Gooden, who will serve as the prime consultant and principal in charge, is also the lead design architect for the expansion and renovation of the California African American Museum in Los Angeles.
CCR was formed in late 2016 by community members concerned about the fate of the historic Clinton A.M.E. Zion Church, which had been deconsecrated and put on the market by the A.M.E. Zion Conference.
The church had served as the cultural, spiritual and political home for the African-American community for nearly 130 years, and was vacant and in severe disrepair after closing for good in 2014.
The budget for the initial stabilization phase is about $600,000, which includes a variety of factors such as construction costs, design fees and contingencies. On the design team, there is what CCR calls “an independent cost estimator” who will work closely with the architect to develop estimates at each phase of the design process. Gutierrez was reluctant to put a price tag on the entire project at this time.

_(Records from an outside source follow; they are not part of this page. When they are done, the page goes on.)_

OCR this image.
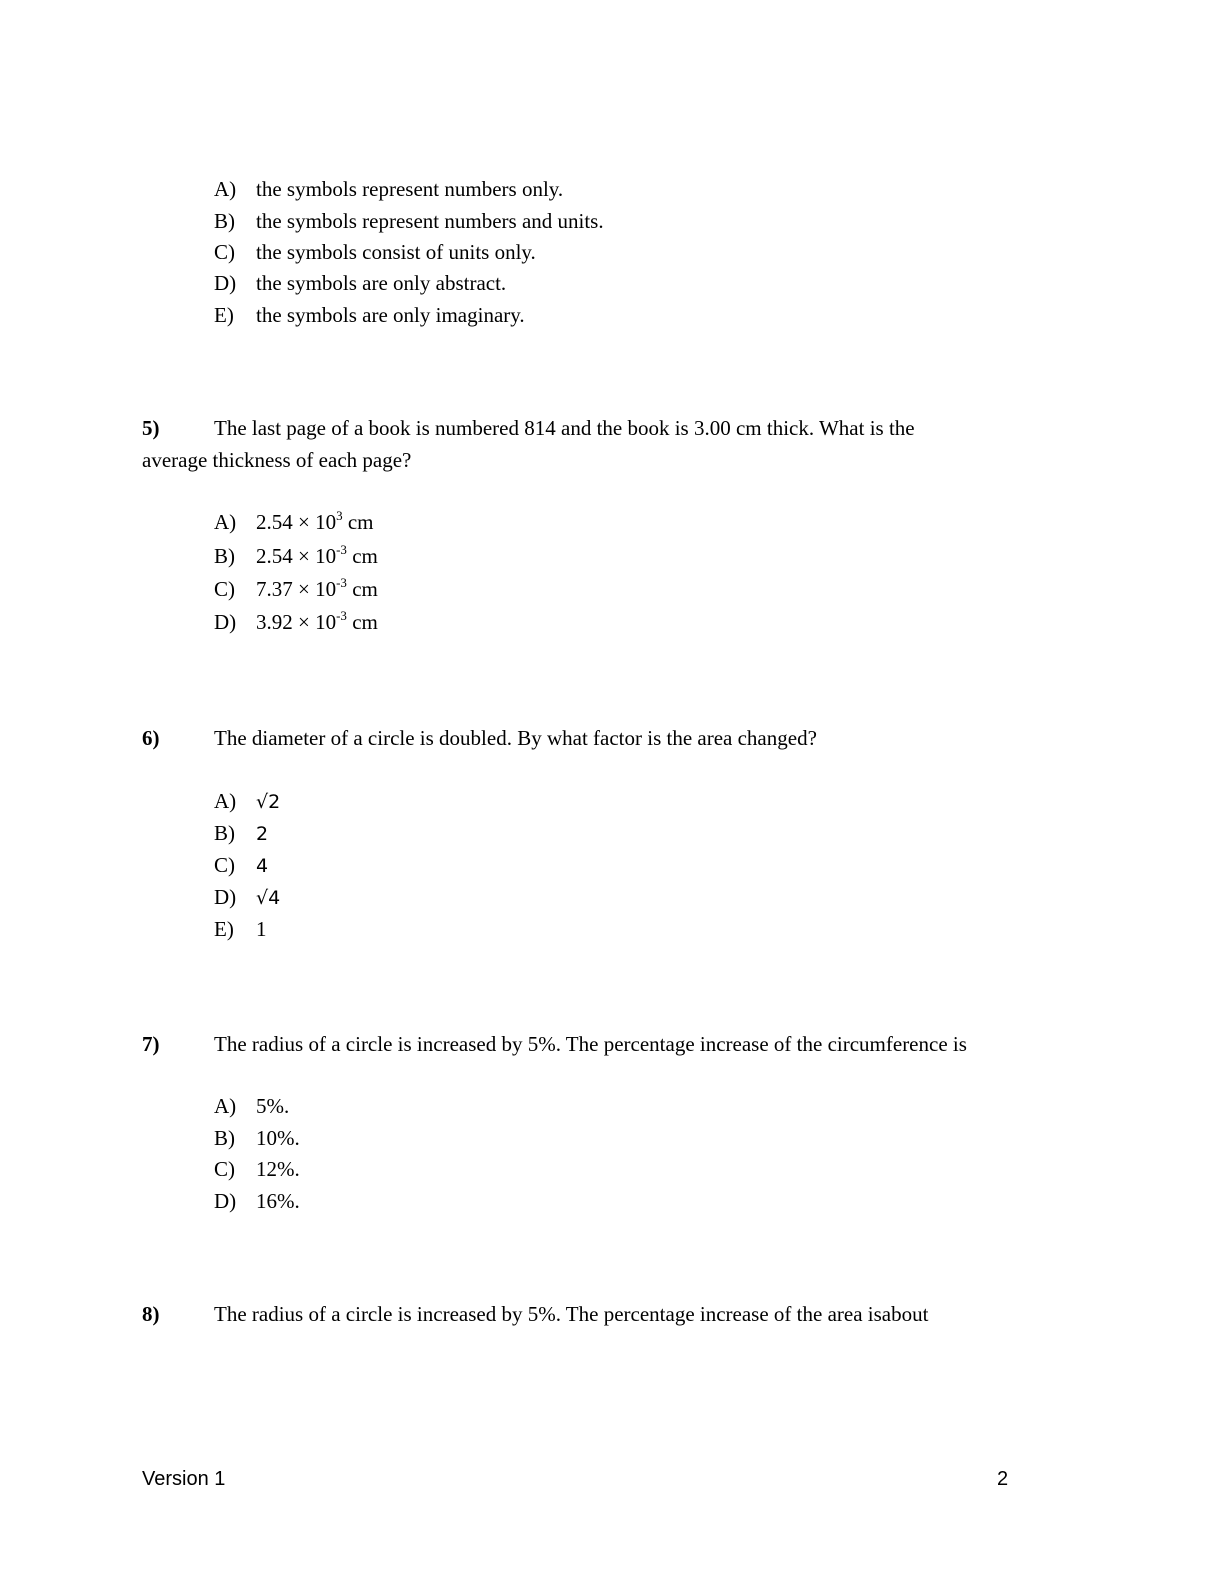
A) the symbols represent numbers only.
B) the symbols represent numbers and units.
C) the symbols consist of units only.
D) the symbols are only abstract.
E) the symbols are only imaginary.
5)	The last page of a book is numbered 814 and the book is 3.00 cm thick. What is the
average thickness of each page?
A) $2.54 \times 10^3$ cm
B) $2.54 \times 10^{-3}$ cm
C) $7.37 \times 10^{-3}$ cm
D) $3.92 \times 10^{-3}$ cm
6)	The diameter of a circle is doubled. By what factor is the area changed?
A) √2
B) 2
C) 4
D) √4
E) 1
7)	The radius of a circle is increased by 5%. The percentage increase of the circumference is
A) 5%.
B) 10%.
C) 12%.
D) 16%.
8)	The radius of a circle is increased by 5%. The percentage increase of the area isabout
Version 1	2
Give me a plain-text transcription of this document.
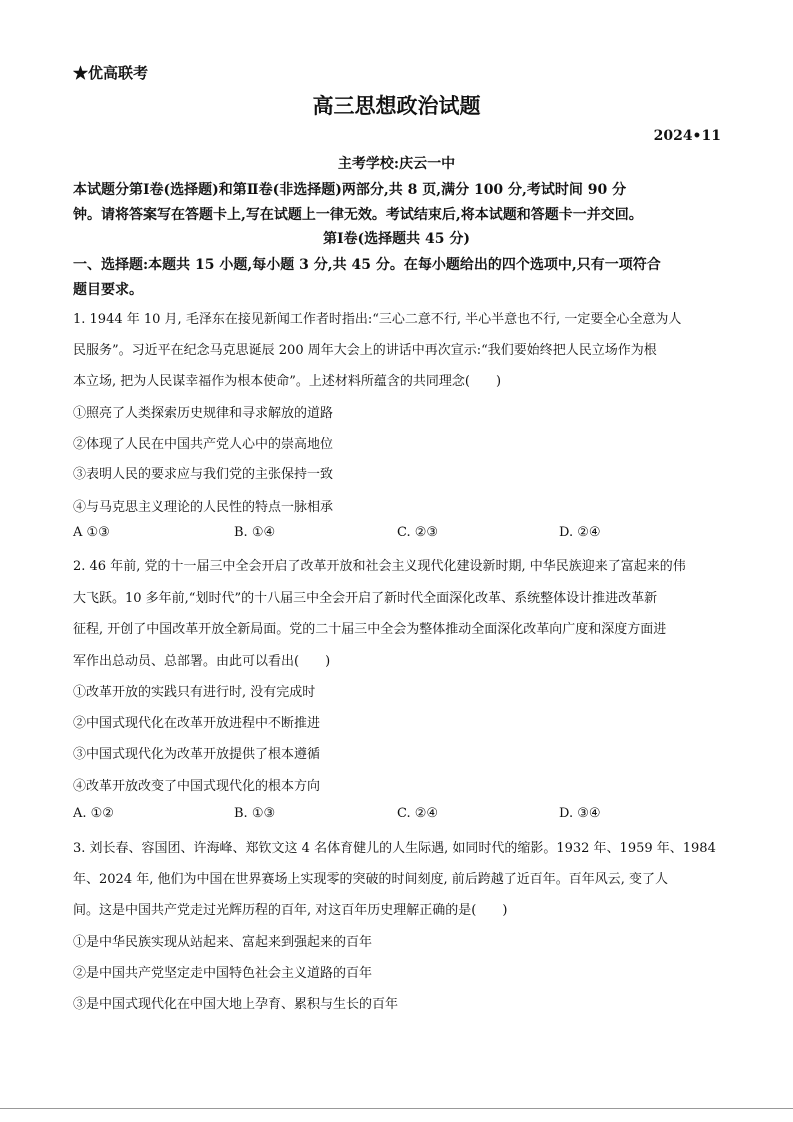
★优高联考
高三思想政治试题
2024•11
主考学校:庆云一中
本试题分第Ⅰ卷(选择题)和第Ⅱ卷(非选择题)两部分,共 8 页,满分 100 分,考试时间 90 分
钟。请将答案写在答题卡上,写在试题上一律无效。考试结束后,将本试题和答题卡一并交回。
第Ⅰ卷(选择题共 45 分)
一、选择题:本题共 15 小题,每小题 3 分,共 45 分。在每小题给出的四个选项中,只有一项符合
题目要求。
1. 1944 年 10 月, 毛泽东在接见新闻工作者时指出:“三心二意不行, 半心半意也不行, 一定要全心全意为人
民服务”。习近平在纪念马克思诞辰 200 周年大会上的讲话中再次宣示:“我们要始终把人民立场作为根
本立场, 把为人民谋幸福作为根本使命”。上述材料所蕴含的共同理念(　　)
①照亮了人类探索历史规律和寻求解放的道路
②体现了人民在中国共产党人心中的崇高地位
③表明人民的要求应与我们党的主张保持一致
④与马克思主义理论的人民性的特点一脉相承
A ①③	B. ①④	C. ②③	D. ②④
2. 46 年前, 党的十一届三中全会开启了改革开放和社会主义现代化建设新时期, 中华民族迎来了富起来的伟
大飞跃。10 多年前,“划时代”的十八届三中全会开启了新时代全面深化改革、系统整体设计推进改革新
征程, 开创了中国改革开放全新局面。党的二十届三中全会为整体推动全面深化改革向广度和深度方面进
军作出总动员、总部署。由此可以看出(　　)
①改革开放的实践只有进行时, 没有完成时
②中国式现代化在改革开放进程中不断推进
③中国式现代化为改革开放提供了根本遵循
④改革开放改变了中国式现代化的根本方向
A. ①②	B. ①③	C. ②④	D. ③④
3. 刘长春、容国团、许海峰、郑钦文这 4 名体育健儿的人生际遇, 如同时代的缩影。1932 年、1959 年、1984
年、2024 年, 他们为中国在世界赛场上实现零的突破的时间刻度, 前后跨越了近百年。百年风云, 变了人
间。这是中国共产党走过光辉历程的百年, 对这百年历史理解正确的是(　　)
①是中华民族实现从站起来、富起来到强起来的百年
②是中国共产党坚定走中国特色社会主义道路的百年
③是中国式现代化在中国大地上孕育、累积与生长的百年
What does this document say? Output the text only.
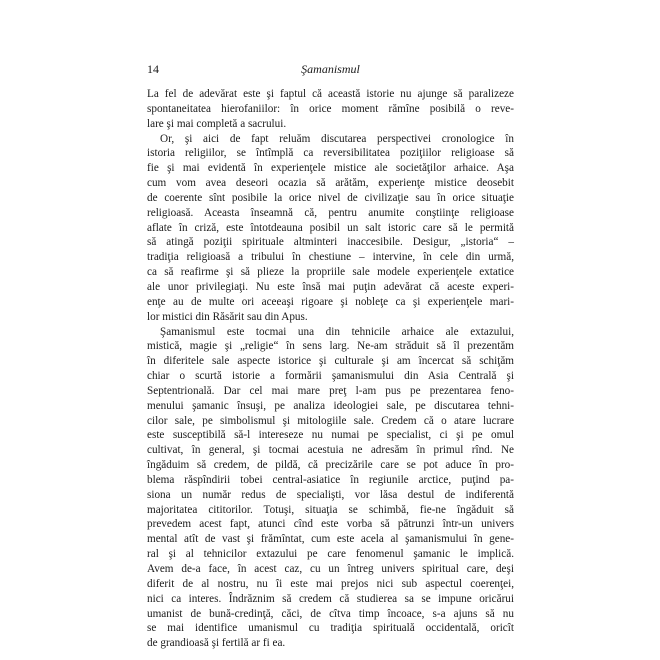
14	Şamanismul
La fel de adevărat este şi faptul că această istorie nu ajunge să paralizeze
spontaneitatea hierofaniilor: în orice moment rămîne posibilă o reve-
lare şi mai completă a sacrului.
Or, şi aici de fapt reluăm discutarea perspectivei cronologice în
istoria religiilor, se întîmplă ca reversibilitatea poziţiilor religioase să
fie şi mai evidentă în experienţele mistice ale societăţilor arhaice. Aşa
cum vom avea deseori ocazia să arătăm, experienţe mistice deosebit
de coerente sînt posibile la orice nivel de civilizaţie sau în orice situaţie
religioasă. Aceasta înseamnă că, pentru anumite conştiinţe religioase
aflate în criză, este întotdeauna posibil un salt istoric care să le permită
să atingă poziţii spirituale altminteri inaccesibile. Desigur, „istoria“ –
tradiţia religioasă a tribului în chestiune – intervine, în cele din urmă,
ca să reafirme şi să plieze la propriile sale modele experienţele extatice
ale unor privilegiaţi. Nu este însă mai puţin adevărat că aceste experi-
enţe au de multe ori aceeaşi rigoare şi nobleţe ca şi experienţele mari-
lor mistici din Răsărit sau din Apus.
Şamanismul este tocmai una din tehnicile arhaice ale extazului,
mistică, magie şi „religie“ în sens larg. Ne-am străduit să îl prezentăm
în diferitele sale aspecte istorice şi culturale şi am încercat să schiţăm
chiar o scurtă istorie a formării şamanismului din Asia Centrală şi
Septentrională. Dar cel mai mare preţ l-am pus pe prezentarea feno-
menului şamanic însuşi, pe analiza ideologiei sale, pe discutarea tehni-
cilor sale, pe simbolismul şi mitologiile sale. Credem că o atare lucrare
este susceptibilă să-l intereseze nu numai pe specialist, ci şi pe omul
cultivat, în general, şi tocmai acestuia ne adresăm în primul rînd. Ne
îngăduim să credem, de pildă, că precizările care se pot aduce în pro-
blema răspîndirii tobei central-asiatice în regiunile arctice, puţind pa-
siona un număr redus de specialişti, vor lăsa destul de indiferentă
majoritatea cititorilor. Totuşi, situaţia se schimbă, fie-ne îngăduit să
prevedem acest fapt, atunci cînd este vorba să pătrunzi într-un univers
mental atît de vast şi frămîntat, cum este acela al şamanismului în gene-
ral şi al tehnicilor extazului pe care fenomenul şamanic le implică.
Avem de-a face, în acest caz, cu un întreg univers spiritual care, deşi
diferit de al nostru, nu îi este mai prejos nici sub aspectul coerenţei,
nici ca interes. Îndrăznim să credem că studierea sa se impune oricărui
umanist de bună-credinţă, căci, de cîtva timp încoace, s-a ajuns să nu
se mai identifice umanismul cu tradiţia spirituală occidentală, oricît
de grandioasă şi fertilă ar fi ea.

“Overall costs will be forthcoming once CCR and the architectural team begin developing the interior and exterior design, including the exhibit aspects of the project, and have time to work out various unknown structural and programmatic issues,” Gutierrez told The Edge in an email. “This won’t occur for a while yet. At this stage of the process it is just not possible or useful to pin a number on what will be a complex and involved design process.”
Gutierrez said, after an initial kick-off meeting, Gooden and his team will focus on replacement of the building’s leaking roof and repair of related structural damage. Funding for this stabilization work has been secured and is expected to begin this winter.
CCR has received a number of grants since acquiring the church:
- $388,508 from the National Park Service African American Civil Rights Grant was awarded to partner Housatonic Heritage for the restoration of the church. That grant was part of $12.6 million given to 51 projects in 20 states.
- $75,000 emergency grant awarded by the secretary of state and Massachusetts Historical Commission’s Massachusetts Preservation Projects Fund; the grant requires a 1:1 match.
- $100,000 awarded by the town of Great Barrington from the town’s Community Preservation Act funds.
In the last dozen or so years, the church was perhaps best known for one of its past ministers, the beloved Rev. Esther Dozier, then 65, who was the first female pastor in the church’s history. She was stabbed to death in 2007 in her Railroad Street apartment by her husband, Henry. Henry Dozier was later found not guilty by reason of insanity.